PwC does not expect the introduction of a new super tax bracket for high-income earners or that tax rates will be increased. However, Treasury may still collect a sizeable portion of revenue by taxing inflationary salary adjustments (fiscal drag).

He expects Treasury to provide some fiscal drag relief – particularly for lower-income earners. Hence, it would probably only collect between R5 billion and R8 billion in additional revenue through fiscal drag.

“If you are a low- or middle-income taxpayer, we don’t expect that you will see much in the way of damage coming from the budget insofar as taxes on individuals are concerned.”

High-income earners will likely bear the brunt of the additional taxes – largely through limited fiscal drag relief and potential other measures – an increase in the capital gains tax inclusion rate and reform to the taxation of trusts and estate duty.

3. Will the VAT rate be increased?

Due to concern about the rising burden of individual taxpayers – at 10% of GDP it is now back at a level last experienced in 1999/2000 – the bulk of additional tax revenues will need to be raised from VAT, Mandy argues.

A one percentage point increase in the VAT rate to 15% would raise roughly R22 billion in additional tax revenues.

However, to make such a step palatable, government would have to provide relief to lower-income earners through the personal income tax system and by increasing social grants.

Mandy estimates that government would have to spend about R5 billion of the R22 billion on increased social spending to make a VAT hike more politically feasible.

“Unfortunately, we don’t think we have a choice this year. We’ve kicked the VAT can down the road for a number of years now and this is a bullet that we are going to have to bite, despite the opposition that is likely to come from certain quarters,” he says.

4. Will a wealth tax be introduced?

Although the Davis Tax Committee (DTC) is investigating the merits of a wealth tax, its report has not been released publicly.

Mandy says various forms of wealth taxes are being considered, ranging from an annual net wealth tax to land taxes and national taxes on land and buildings, but he does not expect an annual net wealth tax to be introduced. Some DTC members are not in favour of it.

While there are strong theoretical arguments in favour of a land tax, there are also a number of practical challenges from a South African perspective.

“The trouble though with all of these things is that they are not a short-term fix.

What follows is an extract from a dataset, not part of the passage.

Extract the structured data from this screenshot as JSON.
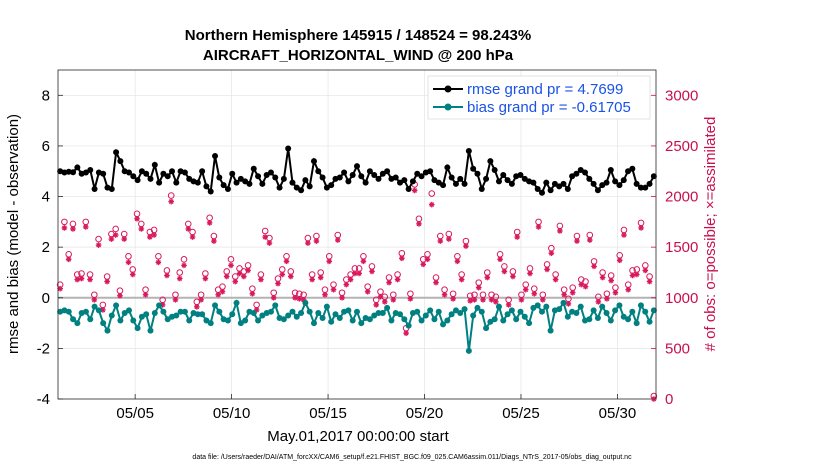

So even if they were announced in this year’s budget it could only ever be an announcement to the effect that there is an intention to introduce such a tax.”

It would require at least a two-year period to write and introduce the legislation and for the South African Revenue Service to update its systems accordingly, he says.

5. Will Moody’s be satisfied?

Krugel says Moody’s was the first credit ratings agency to provide South Africa with an investment grading and has also been the most forgiving.

While it arguably had good reason to downgrade South Africa last year, it refrained from pulling the trigger.

The agency’s methodology also differs slightly from those of S&P and Fitch. It looks at the country’s balance sheet and although South Africa doesn’t look particularly healthy, it seems that it believes the country can meet its obligations.

Krugel says current political developments will likely play a big role in the March decision.

“All things being equal – given that the situation has really improved, that the outlook has improved, definitely sentiment has improved – if we play the next couple of weeks right, I don’t think Moody’s will downgrade us.”